At the top of the Group Access screen is a tick box, as shown:
Ticking this box will select every option on all tabs. You may like to create a special "Chief Executive" usergroup or similar, just for your CE, so that somebody in the organisation always has access to everything.
Limiting access to a specific document, etc
Uploaded documents
Uploaded Documents are files which you upload to keep in the same place as somebody's details. They are usually used with clients, to upload scanned forms, risk assessments and so on, but you can upload documents to any person/organisation in Charitylog if you wish. When you upload a document, you can specify who is able to see this document after upload. Click on the "Uploaded Documents" button on the person/organisation's Details screen (Client Details screen shown).
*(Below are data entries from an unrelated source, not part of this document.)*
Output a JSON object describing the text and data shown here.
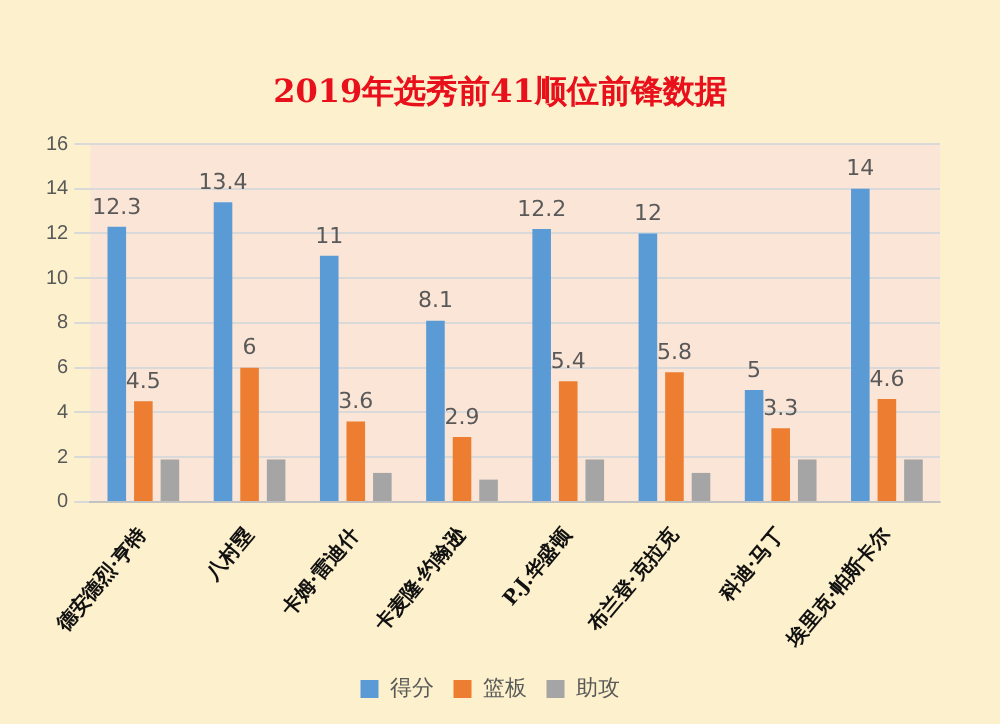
{
  "chart_data": {
    "type": "bar",
    "title": "2019年选秀前41顺位前锋数据",
    "categories": [
      "德安德烈·亨特",
      "八村塁",
      "卡姆·雷迪什",
      "卡麦隆·约翰逊",
      "P.J.华盛顿",
      "布兰登·克拉克",
      "科迪·马丁",
      "埃里克·帕斯卡尔"
    ],
    "series": [
      {
        "name": "得分",
        "color": "#5b9bd5",
        "values": [
          12.3,
          13.4,
          11,
          8.1,
          12.2,
          12,
          5,
          14
        ],
        "value_labels": [
          "12.3",
          "13.4",
          "11",
          "8.1",
          "12.2",
          "12",
          "5",
          "14"
        ]
      },
      {
        "name": "篮板",
        "color": "#ed7d31",
        "values": [
          4.5,
          6,
          3.6,
          2.9,
          5.4,
          5.8,
          3.3,
          4.6
        ],
        "value_labels": [
          "4.5",
          "6",
          "3.6",
          "2.9",
          "5.4",
          "5.8",
          "3.3",
          "4.6"
        ]
      },
      {
        "name": "助攻",
        "color": "#a5a5a5",
        "values": [
          1.9,
          1.9,
          1.3,
          1.0,
          1.9,
          1.3,
          1.9,
          1.9
        ]
      }
    ],
    "ylim": [
      0,
      16
    ],
    "yticks": [
      0,
      2,
      4,
      6,
      8,
      10,
      12,
      14,
      16
    ],
    "grid": "y",
    "legend": "bottom"
  }
}
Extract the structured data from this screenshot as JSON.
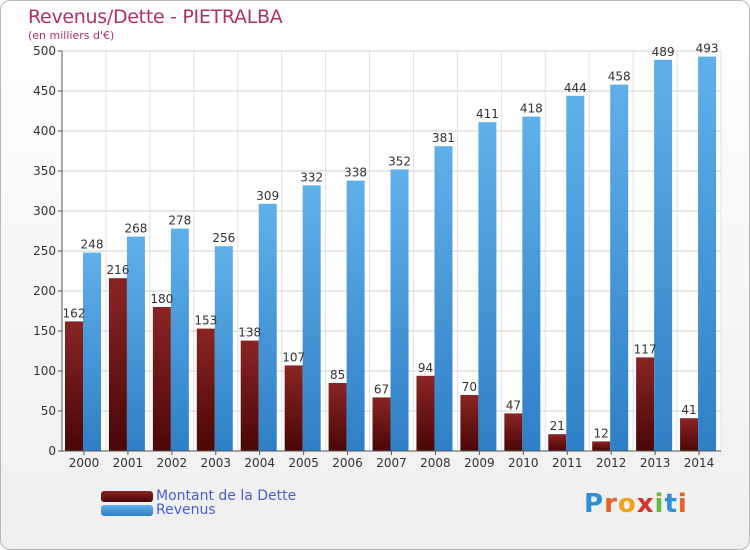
{
  "header": {
    "title": "Revenus/Dette - PIETRALBA",
    "subtitle": "(en milliers d'€)"
  },
  "chart_data": {
    "type": "bar",
    "title": "Revenus/Dette - PIETRALBA",
    "subtitle": "(en milliers d'€)",
    "categories": [
      "2000",
      "2001",
      "2002",
      "2003",
      "2004",
      "2005",
      "2006",
      "2007",
      "2008",
      "2009",
      "2010",
      "2011",
      "2012",
      "2013",
      "2014"
    ],
    "series": [
      {
        "name": "Montant de la Dette",
        "color": "#7a1a1a",
        "values": [
          162,
          216,
          180,
          153,
          138,
          107,
          85,
          67,
          94,
          70,
          47,
          21,
          12,
          117,
          41
        ]
      },
      {
        "name": "Revenus",
        "color": "#4a9fe0",
        "values": [
          248,
          268,
          278,
          256,
          309,
          332,
          338,
          352,
          381,
          411,
          418,
          444,
          458,
          489,
          493
        ]
      }
    ],
    "ylim": [
      0,
      500
    ],
    "yticks": [
      0,
      50,
      100,
      150,
      200,
      250,
      300,
      350,
      400,
      450,
      500
    ],
    "grid": true,
    "legend": "bottom-left"
  },
  "legend": {
    "debt_label": "Montant de la Dette",
    "revenue_label": "Revenus"
  },
  "logo": {
    "text": "Proxiti"
  }
}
The button shows how many documents are uploaded, if any. Click on the button to see the list of uploaded files, then click the "Upload Document" button to upload a new one.
At the bottom of the page will be a box headed "Users These Documents Will Be Visible To". Here you can set who will be able to see the document. You can select usergroups, individual people, or a combination of both (e.g. you can make a document available to all administrators, plus two other particular members of staff). You can do this by holding the "ctrl" button (PC) or "Command" (Mac) and clicking the combination of people you want. You can also use shift-click (PC or Mac) to select a range.
Once you have selected all the required options and the document to be uploaded, click "Save Details". Note: if you do not select yourself when you specify who the document is to be visible to, once it is uploaded you will not be able to see it. This may be appropriate, but more often you will want to keep documents that you upload visible to yourself. If you are about to save a document which will be invisible to you, you will see this error message.
For more details of how to use Uploaded Documents, see the end user manual: Uploaded Documents.
Private Notes
Earlier in this chapter you saw how to enable users to create Private Notes. Private Notes are simply pieces of text, and there is no reporting available on them. They are simply to record sensitive, personal or private information about a person/organisation. When you create a private note, you will probably want strict control of who will be able to see this information once it is added to the system. As with Uploaded Documents, there is control over visibility of every note.
Clicking on the "Private Notes" link at the bottom of the any Details screen will show the notes that are already stored for this person/organisation, if there are any. Click the "Create New Notes" button to create a new one.
At the bottom of the resulting screen will be a field headed "Staff Access".
In this box you can select groups, individual users, or both. Use the "ctrl" key (Windows) or "Command" key (Mac) to select as many as you need. Remember to select yourself, or the note will be invisible to you once you have saved it. If you try and save a note without having made it visible to yourself, you will see the following error message.